Si potrebbe definire una pittura inattuale quella di Franco Poli, artista molfettese scomparso lo scorso 20 maggio, se non fosse che proprio il suo essere fuori dal tempo nasconde invece le ragioni di una fertile ostinazione. E’ stata da sempre questa la forza della sua pittura, una sorta di caparbio vagheggiamento lirico, calato nella quotidianità e speso per ritrarre oggetti cari, di affezione, combinati all’‘antica’ come nelle nature morte, o per fermare riti e devozioni della settimana santa o qualsivoglia topos del paesaggio antropologico locale. Non poteva essere diversamente del resto in un artista per cui vale più di altri il cliché di una compenetrazione arte/vita, per il quale cioè le tappe dell’esistenza hanno alimentato o si sono sovrapposte alla produzione creativa, e il mondo esterno, emendato dai conflitti, è stato familiarmente rimodellato nella dimensione plastica della pittura.
Poli infatti si è adoperato per proteggere la realtà da sguardi banali e ha ancorato una genuina quanto partecipata osservazione della fisicità delle cose ad un versante intimista dove è facile riconoscere la lezione della tradizione italiana dei Morandi, Casorati e De Pisis.
Tra tutti i suoi numerosi lavori sicuramente i più interessanti rimangono quelli in cui la delimitazione del campo pittorico alle sole presenze inanimate gli offre la possibilità di elaborare un repertorio personale di simboli e memorie. Quasi una metafisica sublimazione della convenzionalità in cui trovano spazio rimandi ad affetti privati come quelli verso l’amatissima moglie Gilda, e stigmatizzati più che nei fedeli e appassionati ritratti, nella forza inespressiva di oggetti che le appartenevano. Gli abiti per esempio, presenze mute e terreno di affinamenti tecnici: un meditatissimo controllo dei mezzi espressivi e la sperimentazione di inusuali accostamenti cromatici tali che il realismo di partenza veniva trasformato genuinamente in un più azzardato e attuale iperrealismo. E non solo, proprio quegli abiti, nella loro irriducibile natura di oggetti, già vicini ad un’ ignara declinazione pop, lo hanno riscattato, in modo inconsapevole, da quella deriva nostalgicamente realista verso cui le sue opere avrebbero potuto fatalmente schiantarsi. Stesso discorso vale per i suoi fiori quando si sono fatte scarne e autonome figure in spazi solo accennati dall’incrocio delle pareti e imbevuti di tonalità stinte o riaccesi blandamente da nuances pastello, ma sempre depurati da ogni orpello decorativo o da una ordinario sentimentalismo.

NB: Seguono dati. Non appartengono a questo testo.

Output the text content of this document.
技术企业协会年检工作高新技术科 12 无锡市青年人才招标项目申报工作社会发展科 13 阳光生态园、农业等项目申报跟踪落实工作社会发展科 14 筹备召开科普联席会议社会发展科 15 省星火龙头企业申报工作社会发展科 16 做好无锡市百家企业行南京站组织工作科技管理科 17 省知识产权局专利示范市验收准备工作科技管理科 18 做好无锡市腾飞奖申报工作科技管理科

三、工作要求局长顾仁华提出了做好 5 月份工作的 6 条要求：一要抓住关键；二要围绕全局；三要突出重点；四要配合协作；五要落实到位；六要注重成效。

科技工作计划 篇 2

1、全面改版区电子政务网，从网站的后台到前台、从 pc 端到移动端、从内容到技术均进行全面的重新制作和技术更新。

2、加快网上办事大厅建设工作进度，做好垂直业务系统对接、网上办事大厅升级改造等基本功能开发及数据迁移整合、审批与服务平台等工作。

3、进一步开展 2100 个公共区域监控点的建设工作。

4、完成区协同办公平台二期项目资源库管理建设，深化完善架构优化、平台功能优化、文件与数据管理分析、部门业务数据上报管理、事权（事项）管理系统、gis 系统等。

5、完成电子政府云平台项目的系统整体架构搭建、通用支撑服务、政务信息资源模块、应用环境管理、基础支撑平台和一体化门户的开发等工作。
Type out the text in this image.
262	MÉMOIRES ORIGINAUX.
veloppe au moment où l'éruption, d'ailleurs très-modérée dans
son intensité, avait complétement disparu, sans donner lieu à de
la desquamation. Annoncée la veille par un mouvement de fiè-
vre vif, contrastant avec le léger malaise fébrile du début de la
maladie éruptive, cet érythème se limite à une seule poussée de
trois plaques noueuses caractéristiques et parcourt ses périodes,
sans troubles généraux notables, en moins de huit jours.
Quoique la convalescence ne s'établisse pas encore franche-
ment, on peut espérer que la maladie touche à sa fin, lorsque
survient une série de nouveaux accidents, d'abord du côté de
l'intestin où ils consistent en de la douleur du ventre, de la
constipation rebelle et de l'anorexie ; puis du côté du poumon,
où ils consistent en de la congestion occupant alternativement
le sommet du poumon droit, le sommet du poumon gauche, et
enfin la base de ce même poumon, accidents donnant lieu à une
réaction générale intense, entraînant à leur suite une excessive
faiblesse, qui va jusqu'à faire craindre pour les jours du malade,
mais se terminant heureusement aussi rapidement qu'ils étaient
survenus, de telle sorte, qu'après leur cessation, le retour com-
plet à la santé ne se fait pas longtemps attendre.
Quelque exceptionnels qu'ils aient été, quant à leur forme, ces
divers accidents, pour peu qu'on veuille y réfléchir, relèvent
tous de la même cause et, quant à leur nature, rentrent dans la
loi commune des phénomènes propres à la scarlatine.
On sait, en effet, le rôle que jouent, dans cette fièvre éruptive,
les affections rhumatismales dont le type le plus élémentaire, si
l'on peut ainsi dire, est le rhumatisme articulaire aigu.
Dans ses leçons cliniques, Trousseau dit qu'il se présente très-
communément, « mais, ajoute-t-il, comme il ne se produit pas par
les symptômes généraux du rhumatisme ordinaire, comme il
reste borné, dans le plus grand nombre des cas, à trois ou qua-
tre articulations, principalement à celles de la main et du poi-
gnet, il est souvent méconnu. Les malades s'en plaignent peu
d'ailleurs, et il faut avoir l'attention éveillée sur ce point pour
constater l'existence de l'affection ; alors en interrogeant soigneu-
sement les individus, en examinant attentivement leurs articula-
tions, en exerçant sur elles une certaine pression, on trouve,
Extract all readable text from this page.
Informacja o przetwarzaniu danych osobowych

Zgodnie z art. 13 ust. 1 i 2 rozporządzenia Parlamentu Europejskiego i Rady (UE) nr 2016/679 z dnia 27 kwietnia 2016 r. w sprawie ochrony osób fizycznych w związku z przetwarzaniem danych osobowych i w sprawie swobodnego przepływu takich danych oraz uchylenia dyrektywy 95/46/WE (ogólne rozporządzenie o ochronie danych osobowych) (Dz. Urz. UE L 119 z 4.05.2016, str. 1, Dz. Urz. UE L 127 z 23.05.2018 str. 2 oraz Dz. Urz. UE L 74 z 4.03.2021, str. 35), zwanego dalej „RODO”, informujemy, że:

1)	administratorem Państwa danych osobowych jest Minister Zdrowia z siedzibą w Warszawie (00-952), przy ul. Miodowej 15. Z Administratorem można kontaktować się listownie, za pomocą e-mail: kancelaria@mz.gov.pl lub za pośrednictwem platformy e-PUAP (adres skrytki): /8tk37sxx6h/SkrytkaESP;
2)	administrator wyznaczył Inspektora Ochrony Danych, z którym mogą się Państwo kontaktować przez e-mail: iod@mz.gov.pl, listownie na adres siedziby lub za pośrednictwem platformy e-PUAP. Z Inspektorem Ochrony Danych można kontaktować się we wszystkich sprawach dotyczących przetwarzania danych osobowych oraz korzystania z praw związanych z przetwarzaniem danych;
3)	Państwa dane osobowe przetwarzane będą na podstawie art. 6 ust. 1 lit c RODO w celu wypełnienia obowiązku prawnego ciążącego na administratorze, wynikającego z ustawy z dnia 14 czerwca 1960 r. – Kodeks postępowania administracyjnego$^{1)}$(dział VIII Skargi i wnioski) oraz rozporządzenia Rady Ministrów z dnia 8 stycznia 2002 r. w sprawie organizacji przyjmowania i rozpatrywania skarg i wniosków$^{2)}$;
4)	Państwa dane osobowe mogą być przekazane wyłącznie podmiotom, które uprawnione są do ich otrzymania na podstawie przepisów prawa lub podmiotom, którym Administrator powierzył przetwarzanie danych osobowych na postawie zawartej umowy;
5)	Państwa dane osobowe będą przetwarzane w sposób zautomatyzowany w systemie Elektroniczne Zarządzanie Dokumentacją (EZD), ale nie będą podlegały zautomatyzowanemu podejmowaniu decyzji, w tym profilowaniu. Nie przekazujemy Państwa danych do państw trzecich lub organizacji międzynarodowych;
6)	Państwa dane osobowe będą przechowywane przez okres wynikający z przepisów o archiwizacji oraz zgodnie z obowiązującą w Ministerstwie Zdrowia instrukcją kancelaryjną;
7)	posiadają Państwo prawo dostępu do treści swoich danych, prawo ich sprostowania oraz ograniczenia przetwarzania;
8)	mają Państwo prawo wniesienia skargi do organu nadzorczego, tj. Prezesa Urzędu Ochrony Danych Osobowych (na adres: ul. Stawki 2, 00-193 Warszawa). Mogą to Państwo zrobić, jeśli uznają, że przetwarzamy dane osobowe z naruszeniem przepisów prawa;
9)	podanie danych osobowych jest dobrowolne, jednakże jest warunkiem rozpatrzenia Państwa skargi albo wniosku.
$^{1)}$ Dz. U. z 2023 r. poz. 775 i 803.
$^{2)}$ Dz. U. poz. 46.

Più accorata e incline al bozzettismo appare invece la produzione legata ai riti e alle processioni dei cinque Misteri. Tuttavia ritratti in schizzi o siglati in commosse e corali ambientazioni, le statue del Cristo, isolate o strette dalla solerzia dei confratelli, sono diventate uno dei tanti modi per parlare della sua terra, per saldarsi ad un genius loci dal quale non ha mai voluto affrancarsi.
E malgrado l’acceso colorismo dell’ultima fase lasciasse aperti esiti tutt’altro che scontati, la sua cifra si trova nei fiori, nelle nature morte, negli studi di insetti e negli oggetti guardati con fresca e amorevole disposizione. Come quella che si leggeva spesso nei suoi occhi quando parlava con competenza del mondo dell’arte contemporanea dai cui azzardi sembrava comunque lontano anni luce. Piuttosto nel suo studio continuava a coltivare un universo a suo modo minimale, una pratica devota del fare pittorico che ricordava l’essenzialità e l’ascetismo della vita monastica. Un modo come un altro per tutelare la sua natura semplice dal caos del mondo.